For the Aframaxes the week got off to a slow start in the North Sea and Baltic with little demand and plenty of tonnage however by midweek it was all change and a number of ships began to get picked off leaving the list tight for date sensitive cargoes and this resulted in Charterers panicking and we began to see Charterers rush in to at the same time to cover their cargoes for the third decade in August. Unfortunately for owners this activity didn’t lead to rates firm significantly and this may be due to the fact Charterers may decide to declare second voyages on current fixtures in order to avoid going in to the market for ships. Rates stand at around 80 at 90 and 100 at 85 from the Baltic.
Moving on to the Eastern clean markets and despite some initially bearish sentiment at the start of this week, there’s been plenty of activity and rates have continued to rise on both the LR1s and LR2s. The LR2 list is now looking very tight with no vessels left in the AG for August and several ships have been picked off the already thin looking September tonnage list. On the AG/Japan route rates have been done at worldscale 140 and 145 is on subs, paying owners a TCE of around $20-21,000 per day
With a surplus of jet fuel in the A.R.A. region, several LR2s have been fixed for storage at levels reported close to $20,000 a day which is helping to tighten the tonnage list further.
It was a busy week for the LR1s with AG to Japan being done as high as 165, which is the highest level we’ve seen so far this year and returns owners around $16,000 a day. Tonnage is now looking tight for the rest of August and for Eastern positions going into September. However, with a weak Western market and only a few enquiries for Western cargoes, the worry is that the oversupplied Western tonnage will start to ballast through to the East to take advantage of the ever increasing rates being obtained out of the AG.
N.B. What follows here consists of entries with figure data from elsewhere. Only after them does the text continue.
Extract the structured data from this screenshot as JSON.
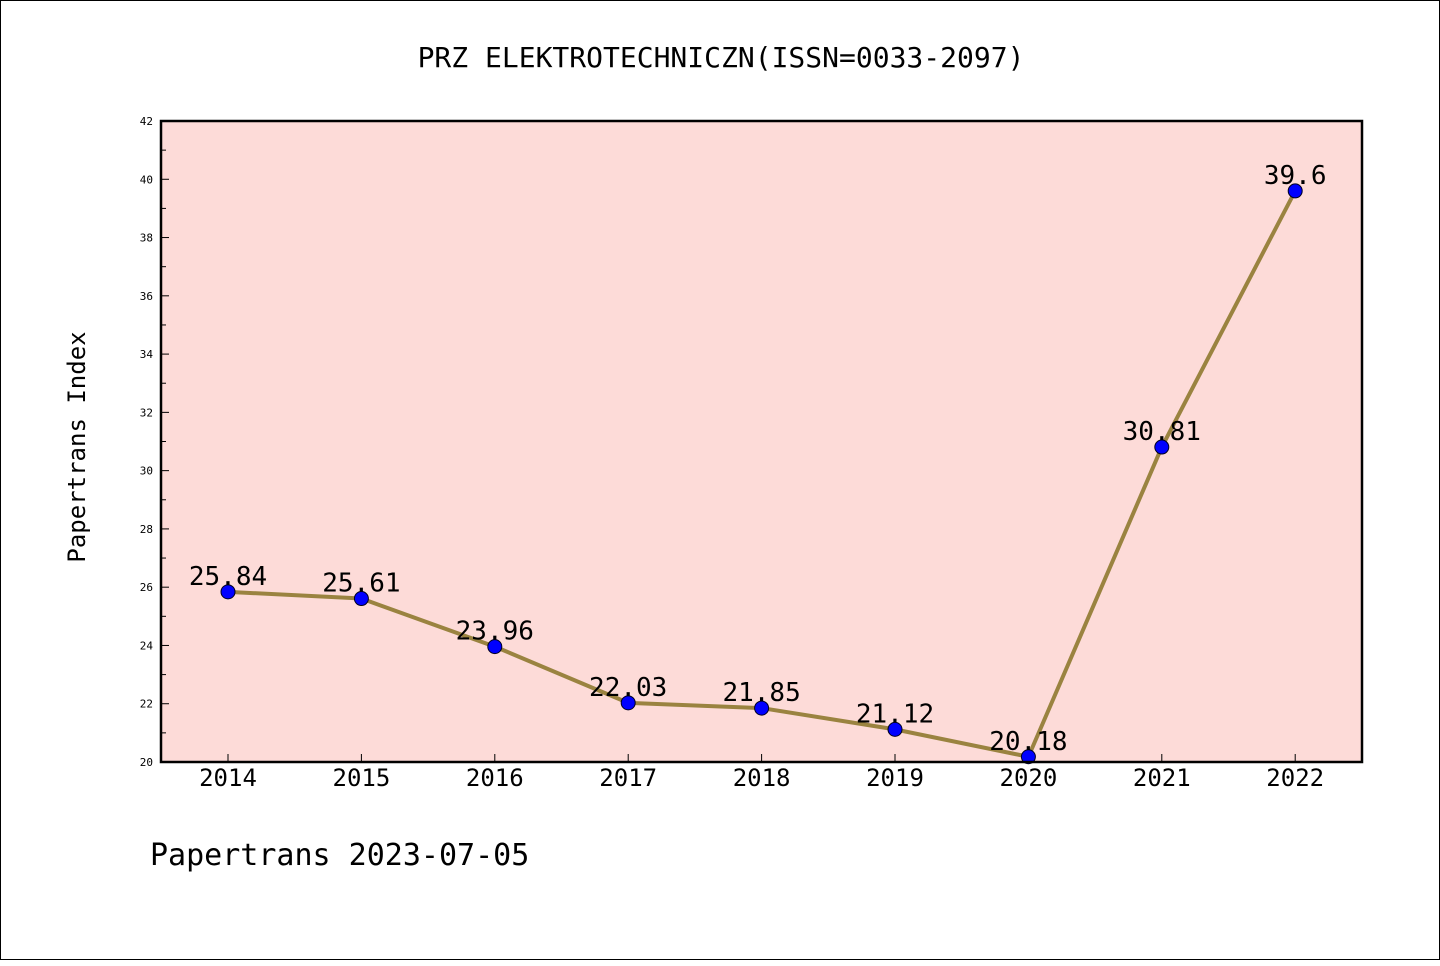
{
  "chart_data": {
    "type": "line",
    "title": "PRZ ELEKTROTECHNICZN(ISSN=0033-2097)",
    "xlabel": "",
    "ylabel": "Papertrans Index",
    "categories": [
      "2014",
      "2015",
      "2016",
      "2017",
      "2018",
      "2019",
      "2020",
      "2021",
      "2022"
    ],
    "series": [
      {
        "values": [
          25.84,
          25.61,
          23.96,
          22.03,
          21.85,
          21.12,
          20.18,
          30.81,
          39.6
        ],
        "labels": [
          "25.84",
          "25.61",
          "23.96",
          "22.03",
          "21.85",
          "21.12",
          "20.18",
          "30.81",
          "39.6"
        ],
        "line_color": "#9a8340",
        "marker_color": "#0000ff"
      }
    ],
    "ylim": [
      20,
      42
    ],
    "yticks": [
      "20",
      "22",
      "24",
      "26",
      "28",
      "30",
      "32",
      "34",
      "36",
      "38",
      "40",
      "42"
    ],
    "plot_background": "#fddbd8",
    "grid": false,
    "legend": "none"
  },
  "footer": "Papertrans 2023-07-05"
}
In the West and there is an over supply of jet in Europe and the AG/West arb is tightly shut at the rates Owners are currently asking. There have been a couple of fixtures this week coming close to the $2 million mark on the LR1s but most of these movements are contract barrels or smaller stems being combined.
The Med/Japan naphtha arb opened this week and we’ve seen a couple of fixtures at around the $1.7 million level. With demand looking weaker for naphtha in the Far East however, we expect to see less activity next week and the potential is there for rates to soften.
MR activity has been fairly quiet this week out of the AG with rates relatively flat at between 165 and and 175 for AG to Japan. AG East Africa firmed slightly with wordscale 300 being done and there have been a couple of AG UK Cont fixtures at just over $1.5 million.
The Cont TA TC2 route was given a beating this week, as expected… Statoil picked their moment and although their 18/20 stem was leaked to the market last Friday, they held off working it until Tuesday when they collected some 10 offers, gave one Owner a counter at 150, which was snapped up straight away and so 20 points was knocked off last done. That was the cue for other Charterers who had been holding back to enter the market and start picking off Owners and rates have been chased downwards to where they currently sit at 145. The only good news for Owners is that all ships going on subs seem to be getting confirmed which should stop rates going any lower this week as the prompt tonnage has been cleaned out. The tonnage situation for the last decade August is plentiful so it seems unlikely that TC2 will have bottomed out at 145, the historic low so far this year is 122.5 so there may be some way to go yet.
The recent good run for Owners in the short-haul Med market is now well and truly over with rates now down to 30 at 150. Transatlantic activity once again has been muted but nominally is probably less than TC2 for the larger MRs coming open in the Med, where realistically 37 at 140 should be achievable.